Duke Energy has spent more than $10 million to lobby Congress since 2008 as electric utilities ratchet up spending to help shape new laws on climate change and other issues.
Duke spent $3.5 million in the first half of this year, federal reports show, nearly tripling what it spent for all of 1999. The $6.6 million it spent in 2008 roughly doubled its annual lobbying expenses of the three previous years.
Its chief target: legislation to cap emissions of carbon dioxide, the greenhouse gas linked to global warming. Duke's fleet of coal-fired power plants makes it the nation's third-highest CO2 emitter among U.S. utilities.
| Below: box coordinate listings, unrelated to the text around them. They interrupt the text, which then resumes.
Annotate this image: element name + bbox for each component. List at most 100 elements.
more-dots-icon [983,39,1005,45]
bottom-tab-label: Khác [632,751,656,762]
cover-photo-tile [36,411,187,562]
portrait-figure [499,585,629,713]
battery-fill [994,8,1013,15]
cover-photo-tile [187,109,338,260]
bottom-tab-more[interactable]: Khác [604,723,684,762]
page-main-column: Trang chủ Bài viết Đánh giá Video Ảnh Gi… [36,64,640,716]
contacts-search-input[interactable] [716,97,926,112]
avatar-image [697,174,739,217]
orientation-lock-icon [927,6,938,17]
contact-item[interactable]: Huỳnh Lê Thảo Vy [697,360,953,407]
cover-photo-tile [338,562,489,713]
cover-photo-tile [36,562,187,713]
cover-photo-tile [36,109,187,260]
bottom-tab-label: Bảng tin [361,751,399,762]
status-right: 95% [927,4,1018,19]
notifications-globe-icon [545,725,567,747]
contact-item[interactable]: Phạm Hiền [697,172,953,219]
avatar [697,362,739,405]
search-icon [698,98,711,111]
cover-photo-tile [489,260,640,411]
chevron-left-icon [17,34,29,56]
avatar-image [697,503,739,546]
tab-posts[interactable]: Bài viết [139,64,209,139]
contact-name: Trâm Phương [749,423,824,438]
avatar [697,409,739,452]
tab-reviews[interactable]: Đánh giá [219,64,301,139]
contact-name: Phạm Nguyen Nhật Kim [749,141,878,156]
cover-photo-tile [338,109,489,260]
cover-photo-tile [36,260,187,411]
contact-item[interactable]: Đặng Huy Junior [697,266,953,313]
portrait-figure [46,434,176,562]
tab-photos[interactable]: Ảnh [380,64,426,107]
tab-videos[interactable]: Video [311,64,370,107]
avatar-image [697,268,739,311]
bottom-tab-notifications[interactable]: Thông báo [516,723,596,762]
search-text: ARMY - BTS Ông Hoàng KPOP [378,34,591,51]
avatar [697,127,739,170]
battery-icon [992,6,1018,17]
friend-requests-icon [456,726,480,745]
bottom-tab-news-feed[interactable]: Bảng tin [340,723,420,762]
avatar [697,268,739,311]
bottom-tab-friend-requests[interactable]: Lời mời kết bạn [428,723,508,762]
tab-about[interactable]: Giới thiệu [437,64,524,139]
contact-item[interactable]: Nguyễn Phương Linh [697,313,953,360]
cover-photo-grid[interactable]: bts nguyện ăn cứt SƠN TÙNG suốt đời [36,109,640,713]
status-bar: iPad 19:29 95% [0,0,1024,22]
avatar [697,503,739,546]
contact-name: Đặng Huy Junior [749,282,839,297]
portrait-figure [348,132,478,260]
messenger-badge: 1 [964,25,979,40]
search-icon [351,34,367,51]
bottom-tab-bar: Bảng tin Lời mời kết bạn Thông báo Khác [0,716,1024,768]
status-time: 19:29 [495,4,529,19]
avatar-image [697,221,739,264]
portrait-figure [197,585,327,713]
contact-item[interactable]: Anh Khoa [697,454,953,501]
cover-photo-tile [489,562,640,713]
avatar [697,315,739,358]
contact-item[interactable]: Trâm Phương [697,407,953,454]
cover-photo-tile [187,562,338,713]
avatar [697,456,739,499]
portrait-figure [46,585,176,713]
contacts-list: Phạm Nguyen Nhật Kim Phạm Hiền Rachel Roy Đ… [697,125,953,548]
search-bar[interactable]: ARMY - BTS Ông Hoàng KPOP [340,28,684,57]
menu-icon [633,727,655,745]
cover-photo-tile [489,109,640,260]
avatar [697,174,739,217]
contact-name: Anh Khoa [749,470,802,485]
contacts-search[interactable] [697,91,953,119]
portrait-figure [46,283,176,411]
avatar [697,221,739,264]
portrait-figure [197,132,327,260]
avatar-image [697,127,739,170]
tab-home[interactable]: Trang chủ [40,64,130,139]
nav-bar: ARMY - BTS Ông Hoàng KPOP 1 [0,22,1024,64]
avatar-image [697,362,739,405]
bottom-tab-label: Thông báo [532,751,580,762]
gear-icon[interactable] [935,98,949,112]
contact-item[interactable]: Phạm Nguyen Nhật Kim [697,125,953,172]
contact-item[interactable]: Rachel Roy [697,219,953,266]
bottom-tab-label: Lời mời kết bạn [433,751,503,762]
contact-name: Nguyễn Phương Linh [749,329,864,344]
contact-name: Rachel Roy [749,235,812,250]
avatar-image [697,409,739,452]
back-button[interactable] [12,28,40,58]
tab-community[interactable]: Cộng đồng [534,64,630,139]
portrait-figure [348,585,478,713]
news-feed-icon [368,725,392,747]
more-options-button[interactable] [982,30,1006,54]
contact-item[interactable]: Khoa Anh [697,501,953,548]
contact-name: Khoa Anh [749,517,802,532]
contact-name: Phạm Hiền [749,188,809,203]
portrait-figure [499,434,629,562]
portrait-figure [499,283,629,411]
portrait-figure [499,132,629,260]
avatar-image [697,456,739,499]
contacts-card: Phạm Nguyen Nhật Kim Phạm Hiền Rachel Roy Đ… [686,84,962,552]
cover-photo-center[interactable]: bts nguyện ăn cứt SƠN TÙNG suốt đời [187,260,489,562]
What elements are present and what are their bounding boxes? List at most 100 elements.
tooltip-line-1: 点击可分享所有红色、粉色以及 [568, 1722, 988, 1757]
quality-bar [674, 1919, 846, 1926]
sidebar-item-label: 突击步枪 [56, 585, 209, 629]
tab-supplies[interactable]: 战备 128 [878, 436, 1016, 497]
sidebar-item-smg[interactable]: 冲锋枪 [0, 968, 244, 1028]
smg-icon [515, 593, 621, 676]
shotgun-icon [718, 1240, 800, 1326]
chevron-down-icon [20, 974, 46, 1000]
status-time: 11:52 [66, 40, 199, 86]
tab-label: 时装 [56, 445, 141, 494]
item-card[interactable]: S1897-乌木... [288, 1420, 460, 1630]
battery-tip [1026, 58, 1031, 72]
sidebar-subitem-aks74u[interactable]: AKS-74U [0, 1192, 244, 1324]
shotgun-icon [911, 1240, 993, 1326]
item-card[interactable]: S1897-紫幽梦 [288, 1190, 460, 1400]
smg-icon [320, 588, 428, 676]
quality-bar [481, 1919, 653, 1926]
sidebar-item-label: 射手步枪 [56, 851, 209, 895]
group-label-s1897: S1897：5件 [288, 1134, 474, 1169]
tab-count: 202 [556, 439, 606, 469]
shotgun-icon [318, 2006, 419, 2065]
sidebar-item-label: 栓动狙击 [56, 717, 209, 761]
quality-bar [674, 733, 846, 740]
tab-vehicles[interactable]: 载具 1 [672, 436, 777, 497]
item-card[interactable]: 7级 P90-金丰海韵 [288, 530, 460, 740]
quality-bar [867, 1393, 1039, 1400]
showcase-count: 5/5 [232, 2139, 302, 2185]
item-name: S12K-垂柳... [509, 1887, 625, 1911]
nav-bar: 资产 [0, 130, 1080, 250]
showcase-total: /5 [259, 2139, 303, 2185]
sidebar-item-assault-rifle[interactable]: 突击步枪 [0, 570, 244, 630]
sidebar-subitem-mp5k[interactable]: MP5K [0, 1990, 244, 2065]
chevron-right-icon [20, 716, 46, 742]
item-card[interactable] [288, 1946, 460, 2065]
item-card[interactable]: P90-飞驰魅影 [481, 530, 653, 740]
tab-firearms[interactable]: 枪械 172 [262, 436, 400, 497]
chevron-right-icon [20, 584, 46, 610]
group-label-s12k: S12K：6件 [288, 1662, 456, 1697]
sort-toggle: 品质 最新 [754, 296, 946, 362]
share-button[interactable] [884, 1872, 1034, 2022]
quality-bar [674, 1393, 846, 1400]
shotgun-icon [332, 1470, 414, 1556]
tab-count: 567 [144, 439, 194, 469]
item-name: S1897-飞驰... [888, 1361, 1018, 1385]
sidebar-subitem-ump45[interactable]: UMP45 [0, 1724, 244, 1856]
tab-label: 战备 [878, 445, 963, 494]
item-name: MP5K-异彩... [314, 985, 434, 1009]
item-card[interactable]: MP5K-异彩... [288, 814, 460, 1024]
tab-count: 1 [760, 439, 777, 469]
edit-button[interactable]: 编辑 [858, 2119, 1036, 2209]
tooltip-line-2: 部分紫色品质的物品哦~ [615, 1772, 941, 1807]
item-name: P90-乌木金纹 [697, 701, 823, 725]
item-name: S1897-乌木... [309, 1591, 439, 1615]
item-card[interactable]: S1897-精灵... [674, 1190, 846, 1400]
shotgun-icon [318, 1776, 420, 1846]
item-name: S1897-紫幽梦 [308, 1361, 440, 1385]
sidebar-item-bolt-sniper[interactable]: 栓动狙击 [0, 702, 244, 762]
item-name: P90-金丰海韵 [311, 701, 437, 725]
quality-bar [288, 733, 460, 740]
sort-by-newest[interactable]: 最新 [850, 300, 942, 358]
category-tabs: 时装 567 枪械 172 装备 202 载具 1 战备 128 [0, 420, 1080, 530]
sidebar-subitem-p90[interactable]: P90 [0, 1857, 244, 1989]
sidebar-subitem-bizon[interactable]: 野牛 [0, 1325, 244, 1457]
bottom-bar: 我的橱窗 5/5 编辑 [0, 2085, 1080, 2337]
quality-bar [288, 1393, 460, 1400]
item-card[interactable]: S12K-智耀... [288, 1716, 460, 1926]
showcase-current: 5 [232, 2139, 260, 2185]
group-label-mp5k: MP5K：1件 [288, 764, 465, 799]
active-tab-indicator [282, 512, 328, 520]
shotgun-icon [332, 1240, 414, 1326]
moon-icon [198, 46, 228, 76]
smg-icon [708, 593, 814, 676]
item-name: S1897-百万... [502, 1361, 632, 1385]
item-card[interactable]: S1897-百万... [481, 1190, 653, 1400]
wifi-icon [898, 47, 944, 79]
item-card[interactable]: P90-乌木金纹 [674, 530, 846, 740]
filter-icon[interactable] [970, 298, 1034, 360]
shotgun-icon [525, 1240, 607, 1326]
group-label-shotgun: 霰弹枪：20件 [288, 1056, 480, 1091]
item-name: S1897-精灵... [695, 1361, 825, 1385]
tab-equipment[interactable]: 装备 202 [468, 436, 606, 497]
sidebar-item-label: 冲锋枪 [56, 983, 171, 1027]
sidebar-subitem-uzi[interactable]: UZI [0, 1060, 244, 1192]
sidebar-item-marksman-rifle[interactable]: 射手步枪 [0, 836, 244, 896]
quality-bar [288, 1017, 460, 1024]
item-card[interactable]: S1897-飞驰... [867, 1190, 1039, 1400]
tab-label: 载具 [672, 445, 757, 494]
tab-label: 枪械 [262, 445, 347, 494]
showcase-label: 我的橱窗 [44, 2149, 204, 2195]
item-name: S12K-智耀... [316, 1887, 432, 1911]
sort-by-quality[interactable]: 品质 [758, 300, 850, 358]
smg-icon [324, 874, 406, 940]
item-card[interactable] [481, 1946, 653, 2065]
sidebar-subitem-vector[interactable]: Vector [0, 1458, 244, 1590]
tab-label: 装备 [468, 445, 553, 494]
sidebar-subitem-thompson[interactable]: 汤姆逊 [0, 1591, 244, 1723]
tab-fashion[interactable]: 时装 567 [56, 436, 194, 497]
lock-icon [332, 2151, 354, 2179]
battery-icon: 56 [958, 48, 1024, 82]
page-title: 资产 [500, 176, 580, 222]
As introduced, the climate bill before the U.S. House would have forced utilities like Duke to buy allowances -- permission to release the gas -- at auction. Duke has said that would have driven up customer rates by as much as 27percent.
As passed by the House in June, the bill gave Duke most of the credits it will need for 15 to 20 years for free. The Senate has not yet taken up the bill.
"That was a major achievement," said Duke spokesman Tom Williams. "I would say that was a major example of our (lobbying) presence paying off for our customers."
CEO Jim Rogers has been an outspoken advocate of mandatory carbon limits, and Duke has broken with two industry groups that continue to fight them.